En s’y rendant Lévine se remémora rapidement toute sa journée. Tous les événements du jour se résumaient en conversations qu’il avait écoutées, et auxquelles il avait pris part ; et toutes portaient sur des sujets dont il ne se fût point occupé, s’il eût été seul à la campagne. Cependant, elles étaient intéressantes, même toutes étaient très bonnes. Il n’y avait que deux anicroches : ce qu’il avait dit du brochet, et puis encore quelque chose qui n’était pas ça dans la sympathie qu’il éprouvait pour Anna.

Lévine trouva sa femme triste et ennuyée. Le dîner des trois sœurs avait été très gai, mais ensuite on l’avait attendu, attendu, et tout le monde s’était assombri ; enfin les sœurs étaient parties laissant Kitty seule.

— Et toi, qu’as tu fait ? lui demanda-t-elle, le regardant droit dans ses yeux qui brillaient d’un éclat inquiétant. Mais pour ne pas l’empêcher de tout dire, elle dissimula son attention et, avec un sourire approbateur, écouta le récit de sa soirée.

— J’ai été très heureux de rencontrer Vronskï. Je me suis senti très à l’aise devant lui ; j’ai été très simple. Tu comprends que désormais je ferai mon possible pour l’éviter, mais je suis très heureux que le malaise soit passé, dit-il, et se rappelant que, pour l’éviter, il était allé aussitôt chez Anna, il rougit… Voilà, nous disons que le peuple boit, je ne sais qui boit davantage du peuple ou de notre société ; le peuple, lui, boit aux jours de fête, mais… Kitty ne s’intéressait nullement à la beuverie du peuple. Elle avait remarqué sa rougeur et désirait en savoir la cause.

— Eh bien, après, où es-tu allé ?

— Stiva m’a beaucoup prié d’aller voir Anna Arkadievna.

En disant ces mots, Lévine rougit encore davantage et l’incertitude de bien ou de mal agir qu’il avait éprouvée en allant chez Anna fut définitivement dissipée : il savait maintenant qu’il n’aurait pas dû y aller.

Au nom d’Anna, les yeux de Kitty brillèrent d’un éclat particulier, mais faisant un effort sur elle-même, elle cacha son émotion et dit seulement : Ah !

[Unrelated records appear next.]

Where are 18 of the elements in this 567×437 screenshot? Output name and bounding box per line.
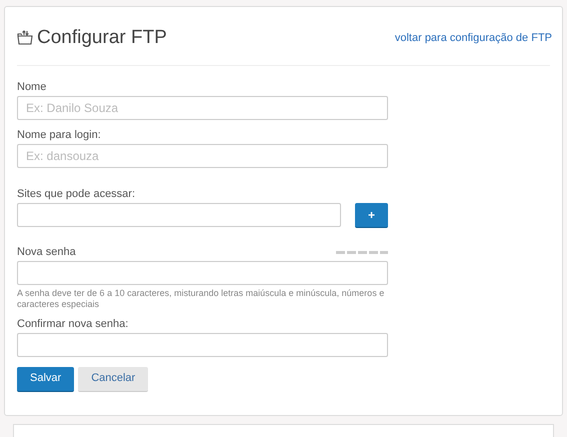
- input-field[interactable]: [17, 260, 388, 284]
- field-label: Nome: [17, 80, 46, 94]
- hint-text: A senha deve ter de 6 a 10 caracteres, misturando letras maiúscula e minúscula, números e caracteres especiais: [17, 288, 386, 310]
- field-label: Nome para login:: [17, 128, 101, 142]
- field-label: Sites que pode acessar:: [17, 188, 136, 200]
- input-field[interactable]: [17, 332, 388, 356]
- folder-icon: [17, 30, 33, 46]
- page-title: Configurar FTP: [37, 26, 167, 50]
- field-label: Nova senha: [17, 246, 76, 258]
- cancel-button[interactable]: Cancelar: [78, 366, 148, 392]
- input-field[interactable]: [17, 203, 341, 227]
- field-label: Confirmar nova senha:: [17, 318, 128, 330]
- add-button[interactable]: +: [355, 202, 388, 228]
- strength-meter: [336, 250, 388, 254]
- input-field[interactable]: Ex: Danilo Souza: [17, 96, 388, 120]
- input-field[interactable]: Ex: dansouza: [17, 144, 388, 168]
- back-link[interactable]: voltar para configuração de FTP: [394, 30, 552, 46]
- save-button[interactable]: Salvar: [17, 366, 74, 392]
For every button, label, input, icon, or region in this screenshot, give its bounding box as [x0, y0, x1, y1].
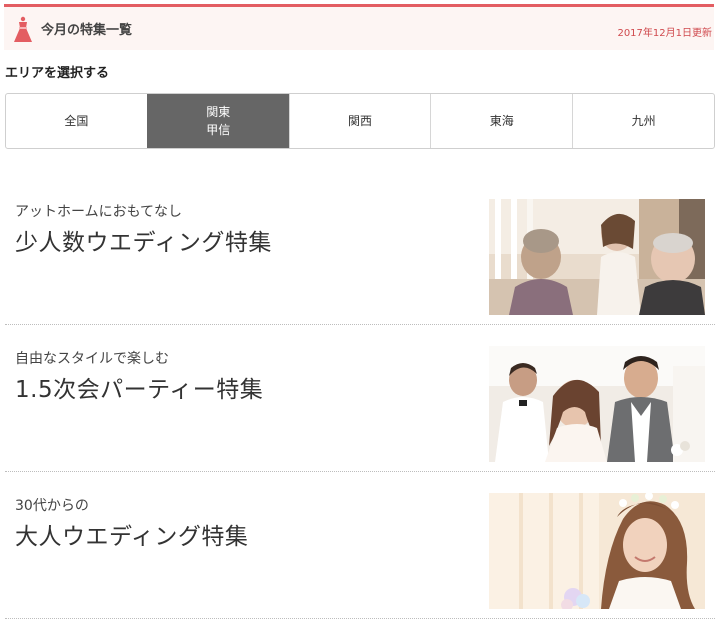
- feature-title: 1.5次会パーティー特集: [15, 377, 264, 403]
- area-tab-label: 関東 甲信: [206, 105, 231, 137]
- dress-icon: [14, 16, 32, 42]
- area-tab-kyushu[interactable]: 九州: [572, 94, 714, 148]
- page-header: 今月の特集一覧 2017年12月1日更新: [4, 4, 714, 50]
- area-tab-kanto-koshin[interactable]: 関東 甲信: [146, 94, 289, 148]
- feature-after-party[interactable]: 自由なスタイルで楽しむ 1.5次会パーティー特集: [5, 346, 715, 472]
- area-tabs: 全国 関東 甲信 関西 東海 九州: [5, 93, 715, 149]
- area-tab-kansai[interactable]: 関西: [288, 94, 431, 148]
- wedding-guests-photo[interactable]: [489, 199, 705, 315]
- feature-subtitle: 30代からの: [15, 498, 89, 514]
- area-tab-label: 関西: [347, 114, 372, 128]
- area-tab-label: 全国: [64, 114, 89, 128]
- update-date: 2017年12月1日更新: [617, 28, 712, 39]
- feature-title: 少人数ウエディング特集: [15, 230, 272, 256]
- area-tab-tokai[interactable]: 東海: [430, 94, 572, 148]
- feature-title: 大人ウエディング特集: [15, 524, 249, 550]
- area-heading: エリアを選択する: [5, 66, 110, 81]
- feature-adult-wedding[interactable]: 30代からの 大人ウエディング特集: [5, 493, 715, 619]
- area-tab-label: 九州: [631, 114, 656, 128]
- feature-subtitle: アットホームにおもてなし: [15, 204, 183, 220]
- feature-subtitle: 自由なスタイルで楽しむ: [15, 351, 169, 367]
- party-couple-photo[interactable]: [489, 346, 705, 462]
- page-title: 今月の特集一覧: [41, 23, 133, 38]
- feature-small-wedding[interactable]: アットホームにおもてなし 少人数ウエディング特集: [5, 199, 715, 325]
- area-tab-label: 東海: [489, 114, 514, 128]
- bride-portrait-photo[interactable]: [489, 493, 705, 609]
- area-tab-zenkoku[interactable]: 全国: [6, 94, 147, 148]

— Je pense que tu n’en seras pas fâchée ? Stiva me l’a demandé si instamment et Dolly le désirait, continua Lévine.

— Nullement, dit-elle, mais dans son regard il lut une tension dont il n’augura rien de bon.

— C’est une femme charmante, très malheureuse et très belle, dit-il, et il parla des occupations d’Anna et répéta ce qu’elle l’avait chargé de lui dire.

— Sans doute, elle est très malheureuse, dit Kitty, quand il s’arrêta… De qui les lettres ?

Il lui répondit, et trompé par son ton calme il alla se déshabiller.

Quand il revint, il trouva Kitty à la même place.

Il s’approcha d’elle, elle le regarda et se mit à sangloter.

— Quoi ? Qu’as-tu ? demanda-t-il, sachant d’avance de quoi il s’agissait.

— Tu t’es amouraché de cette vilaine femme ; elle t’a séduit ; je l’ai vu à tes yeux… oui ; et il n’en saurait être autrement… Tu as bu au cercle, tu as joué et ensuite tu es allé chez qui ? Non, partons d’ici… Demain, je partirai…

Lévine eut beaucoup de peine à calmer sa femme, enfin elle s’apaisa quand il lui avoua que les sentiments d’attendrissement unis au vin l’avaient troublé et qu’il avait subi les ruses d’Anna, mais que dorénavant il l’éviterait. Une chose qu’il reconnaissait plus sincèrement, c’était qu’en vivant si longtemps à Moscou, où il ne faisait que causer, boire et manger, il devenait presque idiot. Ils causèrent ainsi jusqu’à trois heures du matin ; alors seulement la réconciliation fut assez complète pour qu’ils pussent s’endormir.